When you run rag query, the engine classifies your question and picks the cheapest path:

RouteWhat loadsWhen used
MANIFEST_ONLY Header + manifest "How many files?" / "What types?" / "When was this packed?"
SELECTIVE_DECOMPRESS Header + manifest + embeddings + top-K blobs "How does auth work?" / "Find the database layer"
FULL_SCAN Everything Broad questions that need cross-file context

The format is open. The archive layout and routing model are documented in this section so the file structure is inspectable without any external service.

Install

Single static binary

# macOS (Apple Silicon) curl -L https://github.com/todience/dotrag-releases/releases/latest/download/rag-macos-arm64.tar.gz | tar xz sudo mv rag /usr/local/bin/ # macOS (Intel) curl -L https://github.com/todience/dotrag-releases/releases/latest/download/rag-macos-x86_64.tar.gz | tar xz sudo mv rag /usr/local/bin/ # Linux (x86_64) curl -L https://github.com/todience/dotrag-releases/releases/latest/download/rag-linux-x86_64.tar.gz | tar xz sudo mv rag /usr/local/bin/ # Windows (x86_64, PowerShell) Invoke-WebRequest -Uri https://github.com/todience/dotrag-releases/releases/latest/download/rag-windows-x86_64.zip -OutFile rag.zip Expand-Archive rag.zip -DestinationPath . Move-Item rag.exe C:\Windows\System32\ # or add to $env:PATH

No runtime dependencies.

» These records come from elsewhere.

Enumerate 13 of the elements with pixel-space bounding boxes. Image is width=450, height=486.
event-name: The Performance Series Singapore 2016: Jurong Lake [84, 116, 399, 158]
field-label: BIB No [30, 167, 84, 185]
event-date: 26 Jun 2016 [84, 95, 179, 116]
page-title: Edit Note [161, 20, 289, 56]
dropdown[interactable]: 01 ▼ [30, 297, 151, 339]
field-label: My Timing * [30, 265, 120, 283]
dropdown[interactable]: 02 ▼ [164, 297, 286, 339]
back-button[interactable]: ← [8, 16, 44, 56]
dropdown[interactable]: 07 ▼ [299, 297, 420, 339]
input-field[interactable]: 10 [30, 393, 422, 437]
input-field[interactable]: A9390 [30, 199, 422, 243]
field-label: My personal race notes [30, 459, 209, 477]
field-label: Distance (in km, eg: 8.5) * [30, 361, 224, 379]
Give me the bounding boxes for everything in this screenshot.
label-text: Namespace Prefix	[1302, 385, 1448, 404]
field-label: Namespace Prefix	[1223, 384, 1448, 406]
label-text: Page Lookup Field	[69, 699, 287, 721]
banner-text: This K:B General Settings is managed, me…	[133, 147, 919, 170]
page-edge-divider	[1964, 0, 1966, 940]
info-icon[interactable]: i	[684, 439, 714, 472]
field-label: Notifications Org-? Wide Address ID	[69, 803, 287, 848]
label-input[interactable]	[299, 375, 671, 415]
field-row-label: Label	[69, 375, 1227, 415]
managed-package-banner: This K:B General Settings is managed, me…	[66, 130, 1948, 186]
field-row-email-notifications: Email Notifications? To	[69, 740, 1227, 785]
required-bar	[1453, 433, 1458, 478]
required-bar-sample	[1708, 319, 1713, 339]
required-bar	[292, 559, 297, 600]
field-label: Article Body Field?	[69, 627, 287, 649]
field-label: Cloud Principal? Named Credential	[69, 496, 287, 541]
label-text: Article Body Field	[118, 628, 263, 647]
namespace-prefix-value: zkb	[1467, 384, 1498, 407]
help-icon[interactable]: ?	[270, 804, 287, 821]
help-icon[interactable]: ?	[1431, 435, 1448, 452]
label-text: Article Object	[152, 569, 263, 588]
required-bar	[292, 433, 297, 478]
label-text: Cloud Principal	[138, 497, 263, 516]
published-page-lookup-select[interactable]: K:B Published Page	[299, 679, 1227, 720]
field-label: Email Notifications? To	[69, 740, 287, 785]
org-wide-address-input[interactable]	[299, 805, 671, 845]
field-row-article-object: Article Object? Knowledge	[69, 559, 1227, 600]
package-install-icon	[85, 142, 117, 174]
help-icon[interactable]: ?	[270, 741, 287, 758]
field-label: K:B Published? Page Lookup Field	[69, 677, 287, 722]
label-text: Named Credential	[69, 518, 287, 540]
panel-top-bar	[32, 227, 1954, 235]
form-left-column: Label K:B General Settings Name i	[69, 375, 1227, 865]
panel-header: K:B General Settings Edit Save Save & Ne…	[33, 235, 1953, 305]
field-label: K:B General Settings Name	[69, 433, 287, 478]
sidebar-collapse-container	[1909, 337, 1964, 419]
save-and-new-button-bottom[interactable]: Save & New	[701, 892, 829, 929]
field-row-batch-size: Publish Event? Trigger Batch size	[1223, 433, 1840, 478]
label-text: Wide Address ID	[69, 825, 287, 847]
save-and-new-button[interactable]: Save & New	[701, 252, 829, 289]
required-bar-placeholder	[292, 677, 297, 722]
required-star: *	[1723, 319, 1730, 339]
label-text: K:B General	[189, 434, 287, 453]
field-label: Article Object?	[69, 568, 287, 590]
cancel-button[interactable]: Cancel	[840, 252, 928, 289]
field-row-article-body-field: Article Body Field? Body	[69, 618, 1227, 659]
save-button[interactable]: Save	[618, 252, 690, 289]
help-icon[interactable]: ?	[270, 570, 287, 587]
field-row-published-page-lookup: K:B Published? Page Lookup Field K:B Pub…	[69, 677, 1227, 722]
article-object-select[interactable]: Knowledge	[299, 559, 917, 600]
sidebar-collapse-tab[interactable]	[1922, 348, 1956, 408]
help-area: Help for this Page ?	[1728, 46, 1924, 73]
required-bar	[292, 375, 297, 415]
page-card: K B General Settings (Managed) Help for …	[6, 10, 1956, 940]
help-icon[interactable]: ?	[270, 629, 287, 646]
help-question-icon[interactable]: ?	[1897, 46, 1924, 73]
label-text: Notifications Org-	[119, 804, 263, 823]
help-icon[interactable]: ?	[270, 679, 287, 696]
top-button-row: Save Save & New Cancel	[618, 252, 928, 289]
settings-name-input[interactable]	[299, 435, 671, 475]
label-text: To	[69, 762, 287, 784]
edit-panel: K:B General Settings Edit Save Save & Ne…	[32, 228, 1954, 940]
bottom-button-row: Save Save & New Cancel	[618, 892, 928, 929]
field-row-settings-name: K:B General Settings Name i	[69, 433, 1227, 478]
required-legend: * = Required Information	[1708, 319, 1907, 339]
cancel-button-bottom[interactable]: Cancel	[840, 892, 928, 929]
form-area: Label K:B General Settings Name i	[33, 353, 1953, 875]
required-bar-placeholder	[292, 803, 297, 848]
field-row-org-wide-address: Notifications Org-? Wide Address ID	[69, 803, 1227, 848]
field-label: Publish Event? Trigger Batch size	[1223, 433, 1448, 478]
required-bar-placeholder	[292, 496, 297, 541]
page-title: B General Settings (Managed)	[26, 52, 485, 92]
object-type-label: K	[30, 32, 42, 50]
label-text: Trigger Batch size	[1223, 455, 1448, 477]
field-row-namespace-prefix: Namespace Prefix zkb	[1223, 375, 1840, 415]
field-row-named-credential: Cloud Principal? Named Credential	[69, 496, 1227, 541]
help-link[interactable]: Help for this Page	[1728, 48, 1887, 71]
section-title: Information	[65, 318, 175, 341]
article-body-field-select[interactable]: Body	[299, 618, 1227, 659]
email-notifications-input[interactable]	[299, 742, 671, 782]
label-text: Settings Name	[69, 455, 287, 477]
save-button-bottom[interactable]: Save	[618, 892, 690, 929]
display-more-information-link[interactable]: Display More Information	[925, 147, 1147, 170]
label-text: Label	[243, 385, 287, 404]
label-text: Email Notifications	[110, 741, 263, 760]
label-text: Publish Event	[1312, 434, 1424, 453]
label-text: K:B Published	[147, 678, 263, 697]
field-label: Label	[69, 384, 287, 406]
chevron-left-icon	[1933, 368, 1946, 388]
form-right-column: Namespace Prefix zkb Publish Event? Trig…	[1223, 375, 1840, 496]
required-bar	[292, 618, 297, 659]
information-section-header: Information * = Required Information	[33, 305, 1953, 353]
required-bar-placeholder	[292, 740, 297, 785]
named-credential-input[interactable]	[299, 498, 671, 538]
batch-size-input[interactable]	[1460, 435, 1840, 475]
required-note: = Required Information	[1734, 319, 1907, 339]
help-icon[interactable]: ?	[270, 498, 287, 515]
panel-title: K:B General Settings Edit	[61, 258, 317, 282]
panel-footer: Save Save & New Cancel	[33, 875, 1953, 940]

The embedding model (~80 MB ONNX) downloads on first use and caches at ~/.cache/huggingface/.

CLI
rag pack <dir>Create a .rag archive from a directory
rag query <archive> <q>Semantic search within an archive
rag query-all <q>Search across all registered archives
rag inspect <archive>View metadata and verify integrity
rag extract <archive>Extract files to disk
rag list-files <archive>List files with summaries
rag indexRebuild the machine-wide archive registry
rag mcpLaunch MCP server for AI agent integration
Limitations

Known tradeoffs

Not a grep replacement. Exact symbol lookup with line numbers is faster with grep. Semantic search returns top-K approximations, not exhaustive results.

Archives are point-in-time snapshots. Source changes make the archive stale. Repack when the directory changes.

--include-everything exists for forensic use. On real codebases it degrades search quality because generated files dilute the embedding space.